Вот тут-то и шутнул покойничек-то – дедок Евдоким…
Ну, и не сказать, что случилось…
Уж такое… Ну, по-ни-ма-е…
Вдруг дедова – покойника – рука приподняла надгробный покров, и заходила мертвая рука за бортом гроба!!!
В первый момент вся старушечья свита в один ком посередь комнаты спуталась, перемешалась и закружилась…
Только вижу – одна монашенка особняком; как стояла – в руках Псалтырь, так и прилипла в угол, под иконы… Зубами высунутый язык цедит, стиснула… а глаза так и норовят на лоб выбиться – соскочить.
А деда-мертвец словно дирижирует всем этим – по воздуху рукой плавно проводит…
Кое-как кто куды порасталкались, распутались старухи…
Тетка Аграфена с перепугу выхватила из сеней полено, и ну покойничка поленищем по руке хлестать, пока не выломила по локоток дедову руку, мертвяги… только тут ее и оттащили, спохватившись…
О-о-ой, и что это было!
Ну никак не распотрошить языком-растопырей… Ну-у… О-ой.
– Не верите?! Так, вот, поверите!
Поутру все выяснили на заднице Евдокимова внука. Уж и высекли же Петеньку, хоть и покойник возле лежал… очень просто…
Оказалось-то вот че.
Гроб с дедой как раз у окна стоял. Петенька смастерил щелочку, протянул черную нитку (при лампадочном освещении и не приметно)… Заранее привязал нитку к дедовой руке одним концом, а другой – вытянул во двор… Вот когда стемнело вовсе, он и начал подергивать ниточку – ну рука и заходила… ожила мертвь.
Хотя Петок и уверял, что это дедова затея, что, де, дед перед смертью ему эту штуку завещал выполнить, да так никто мальчугану и не поверил: уж, больно сурьезным был покойник, лежа в гробу, и точно упрек даже выступил на его губах после поломанной руки…
Почем знать… а может быть, Петька был и прав…
Уж такой шутник был этот деда Евдоким – ну всем шутникам шутник, и тому шутник.
Почтовая марка*
Егучи-сан – стройная прекрасница!
Ее диво-пышные волосы, всегда причудливо-грандиозно причесанные, отличали ее от подруг.
Необычаен был для японки ее тонкий нос с еле заметной горбинкой.
Когда Егучи-сан смеялась, или раскрывала свой маленький ротик, чтобы говорить, – на прекрасных, белоснежных зубах ее, казалось, играли, дробились солнечные блики.
Наряжалась Егучи в изящные цветные кимоно, разрисованные ее любимыми цветами: стройными, легчайшими ирисами; пышными, мохнатыми хризантемами, или нежными цветущими ветками Сакуры.

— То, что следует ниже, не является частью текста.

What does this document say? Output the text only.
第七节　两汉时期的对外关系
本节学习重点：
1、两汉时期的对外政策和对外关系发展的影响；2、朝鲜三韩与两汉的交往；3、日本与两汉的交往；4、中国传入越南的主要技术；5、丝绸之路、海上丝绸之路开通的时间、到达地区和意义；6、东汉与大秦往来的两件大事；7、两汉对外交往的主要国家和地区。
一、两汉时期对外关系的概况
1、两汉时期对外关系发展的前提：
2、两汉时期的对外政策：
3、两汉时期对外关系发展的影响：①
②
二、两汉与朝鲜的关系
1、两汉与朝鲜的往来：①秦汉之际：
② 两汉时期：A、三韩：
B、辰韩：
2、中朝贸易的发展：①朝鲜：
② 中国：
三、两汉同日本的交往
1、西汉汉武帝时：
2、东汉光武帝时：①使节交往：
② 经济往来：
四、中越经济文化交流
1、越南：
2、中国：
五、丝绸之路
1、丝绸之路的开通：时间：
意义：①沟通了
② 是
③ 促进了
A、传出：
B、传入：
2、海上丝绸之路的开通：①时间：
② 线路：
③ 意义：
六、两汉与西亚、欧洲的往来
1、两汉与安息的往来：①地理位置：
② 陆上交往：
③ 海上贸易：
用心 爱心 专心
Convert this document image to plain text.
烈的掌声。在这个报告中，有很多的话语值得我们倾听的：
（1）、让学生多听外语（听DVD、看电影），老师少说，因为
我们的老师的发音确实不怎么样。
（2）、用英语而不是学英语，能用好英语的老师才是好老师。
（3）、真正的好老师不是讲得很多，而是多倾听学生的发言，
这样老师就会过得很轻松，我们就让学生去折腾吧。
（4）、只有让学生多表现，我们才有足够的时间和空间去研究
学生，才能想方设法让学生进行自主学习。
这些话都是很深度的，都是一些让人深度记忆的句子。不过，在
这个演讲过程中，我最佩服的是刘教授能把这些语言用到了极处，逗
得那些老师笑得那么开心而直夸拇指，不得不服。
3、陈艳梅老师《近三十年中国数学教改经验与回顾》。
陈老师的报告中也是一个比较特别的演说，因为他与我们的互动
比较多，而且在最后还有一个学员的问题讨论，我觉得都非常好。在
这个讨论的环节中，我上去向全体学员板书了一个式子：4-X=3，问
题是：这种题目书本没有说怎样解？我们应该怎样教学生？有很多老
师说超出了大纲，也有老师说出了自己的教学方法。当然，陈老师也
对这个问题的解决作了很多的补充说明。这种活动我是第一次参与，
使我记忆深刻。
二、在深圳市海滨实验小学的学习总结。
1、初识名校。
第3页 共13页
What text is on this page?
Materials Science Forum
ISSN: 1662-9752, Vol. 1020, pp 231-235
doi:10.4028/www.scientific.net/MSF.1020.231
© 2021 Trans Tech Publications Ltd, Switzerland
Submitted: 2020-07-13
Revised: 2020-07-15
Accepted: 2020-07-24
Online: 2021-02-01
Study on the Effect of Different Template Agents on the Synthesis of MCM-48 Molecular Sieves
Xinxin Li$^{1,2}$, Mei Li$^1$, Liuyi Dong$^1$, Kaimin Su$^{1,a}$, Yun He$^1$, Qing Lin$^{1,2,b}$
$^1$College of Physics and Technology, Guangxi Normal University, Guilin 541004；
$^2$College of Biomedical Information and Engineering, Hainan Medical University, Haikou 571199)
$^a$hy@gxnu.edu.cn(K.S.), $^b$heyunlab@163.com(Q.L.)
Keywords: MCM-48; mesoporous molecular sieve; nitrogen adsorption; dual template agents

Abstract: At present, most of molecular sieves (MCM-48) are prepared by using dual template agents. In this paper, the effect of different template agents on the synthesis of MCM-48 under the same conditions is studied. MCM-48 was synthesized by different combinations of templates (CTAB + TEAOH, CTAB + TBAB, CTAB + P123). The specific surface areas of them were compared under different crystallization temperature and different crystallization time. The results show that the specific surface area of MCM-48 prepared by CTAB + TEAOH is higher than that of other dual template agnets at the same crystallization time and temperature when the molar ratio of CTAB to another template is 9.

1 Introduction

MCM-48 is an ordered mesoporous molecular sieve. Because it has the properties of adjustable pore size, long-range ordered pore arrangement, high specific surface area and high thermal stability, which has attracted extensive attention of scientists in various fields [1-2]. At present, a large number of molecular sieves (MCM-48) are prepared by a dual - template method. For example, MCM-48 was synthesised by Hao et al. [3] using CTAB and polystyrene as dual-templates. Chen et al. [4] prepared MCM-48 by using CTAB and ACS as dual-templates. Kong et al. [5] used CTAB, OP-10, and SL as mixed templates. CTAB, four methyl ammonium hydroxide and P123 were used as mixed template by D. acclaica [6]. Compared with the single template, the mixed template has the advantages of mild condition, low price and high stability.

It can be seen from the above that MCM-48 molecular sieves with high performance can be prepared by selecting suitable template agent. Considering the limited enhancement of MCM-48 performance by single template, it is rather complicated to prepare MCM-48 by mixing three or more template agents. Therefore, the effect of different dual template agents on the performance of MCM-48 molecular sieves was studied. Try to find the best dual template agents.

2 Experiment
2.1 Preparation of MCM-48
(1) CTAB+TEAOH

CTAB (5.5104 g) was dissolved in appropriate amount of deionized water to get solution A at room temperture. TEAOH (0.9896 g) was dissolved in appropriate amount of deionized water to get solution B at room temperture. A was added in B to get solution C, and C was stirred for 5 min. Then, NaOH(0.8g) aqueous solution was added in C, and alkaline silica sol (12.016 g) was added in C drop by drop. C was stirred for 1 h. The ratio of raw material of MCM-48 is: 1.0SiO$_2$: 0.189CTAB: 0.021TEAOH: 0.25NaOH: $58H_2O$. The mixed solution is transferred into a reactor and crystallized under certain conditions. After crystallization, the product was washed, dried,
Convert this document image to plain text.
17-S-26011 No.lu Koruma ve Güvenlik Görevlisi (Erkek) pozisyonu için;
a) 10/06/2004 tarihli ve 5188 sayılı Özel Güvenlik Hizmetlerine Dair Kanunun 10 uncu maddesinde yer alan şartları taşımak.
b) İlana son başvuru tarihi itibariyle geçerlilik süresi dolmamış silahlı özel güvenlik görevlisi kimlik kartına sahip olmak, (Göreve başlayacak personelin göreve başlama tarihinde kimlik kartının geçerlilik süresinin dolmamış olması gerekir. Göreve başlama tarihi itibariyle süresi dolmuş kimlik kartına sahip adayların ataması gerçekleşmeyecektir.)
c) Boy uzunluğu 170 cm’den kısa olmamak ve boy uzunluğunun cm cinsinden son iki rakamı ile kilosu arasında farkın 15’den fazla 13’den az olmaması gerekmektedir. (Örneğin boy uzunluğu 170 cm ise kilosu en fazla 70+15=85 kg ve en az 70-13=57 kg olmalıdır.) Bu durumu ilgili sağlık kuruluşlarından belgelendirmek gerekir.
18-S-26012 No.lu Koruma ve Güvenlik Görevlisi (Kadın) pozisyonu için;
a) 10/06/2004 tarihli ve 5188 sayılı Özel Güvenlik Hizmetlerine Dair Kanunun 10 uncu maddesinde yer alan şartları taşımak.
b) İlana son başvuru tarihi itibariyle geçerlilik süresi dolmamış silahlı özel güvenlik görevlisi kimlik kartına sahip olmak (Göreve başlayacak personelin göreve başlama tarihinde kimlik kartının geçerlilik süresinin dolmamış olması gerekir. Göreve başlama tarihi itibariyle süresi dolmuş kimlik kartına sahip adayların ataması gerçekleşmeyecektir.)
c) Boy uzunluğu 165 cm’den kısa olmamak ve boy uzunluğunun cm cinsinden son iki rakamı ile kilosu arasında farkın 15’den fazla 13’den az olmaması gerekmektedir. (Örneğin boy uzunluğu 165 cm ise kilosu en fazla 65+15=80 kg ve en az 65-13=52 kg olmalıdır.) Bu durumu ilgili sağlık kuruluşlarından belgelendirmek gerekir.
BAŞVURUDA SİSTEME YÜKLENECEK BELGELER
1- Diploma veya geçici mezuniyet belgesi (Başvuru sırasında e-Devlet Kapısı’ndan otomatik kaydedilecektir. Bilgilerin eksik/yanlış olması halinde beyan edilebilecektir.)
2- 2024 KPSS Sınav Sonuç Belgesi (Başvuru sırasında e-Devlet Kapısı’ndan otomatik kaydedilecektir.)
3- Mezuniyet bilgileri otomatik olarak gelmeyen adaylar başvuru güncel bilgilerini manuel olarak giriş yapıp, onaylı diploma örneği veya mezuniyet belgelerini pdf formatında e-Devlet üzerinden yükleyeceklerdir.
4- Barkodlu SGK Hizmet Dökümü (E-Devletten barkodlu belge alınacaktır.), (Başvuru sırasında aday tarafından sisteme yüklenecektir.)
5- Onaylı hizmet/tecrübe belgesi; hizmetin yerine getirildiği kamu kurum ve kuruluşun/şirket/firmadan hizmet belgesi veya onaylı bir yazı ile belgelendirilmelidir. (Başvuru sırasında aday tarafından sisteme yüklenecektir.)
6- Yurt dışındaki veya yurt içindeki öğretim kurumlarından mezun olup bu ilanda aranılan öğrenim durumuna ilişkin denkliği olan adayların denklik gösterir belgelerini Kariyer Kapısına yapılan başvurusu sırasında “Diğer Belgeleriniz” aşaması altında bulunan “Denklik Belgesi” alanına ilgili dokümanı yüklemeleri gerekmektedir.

В просторных складках широких подрукавников ее всегда лежали: душистый шелковый платок, узорчато-резной складной веер и легкие краски для губ и щек.
Отец Егучи любил и баловал свою единственную дочь. Дарил ей европейские – такие странные для Егучи – наряды; приносил редкие картины, книги, дорогие безделушки.
Однажды он возвращался с дочкой с концерта, который давали в английском клубе проезжающие в Америку гастролеры.
Егучи-сан более всего поразила игра на рояле. И ей показались такими игрушечными и несерьезными ее кото и шамисен – инструменты, на которых она училась играть с детства далечайшего.
О своем разочаровании в родных инструментах девушка рассказала с болью отцу…
Вскоре, в день, когда Егучи-сан исполнилось восемнадцать лет, в их бумажный изящный домик на горе, много людей внесли громоздкий черный рояль и поставили его на хрупкие желтые циновки – в комнату девушки.
В это время Егучи-сан не было дома – она уходила покупать «Сакано-пан» – корм для рыб.
Их было много – золотых и черных рыб, и они всегда резвились под ее окном в широком искусственном пруду.
С покупкой в руках вошла девушка в сад, нежно-приветливо оглядела разнообразные яркие цветы, апельсиновые деревья и карликовые сосенки, которые судорожно и цепко лепились на причудливых каменьях-островках пруда.
Девушка раскрошила длинные куски сакано-пан и стала шаловливо бросать маленькие кусочки рыбам.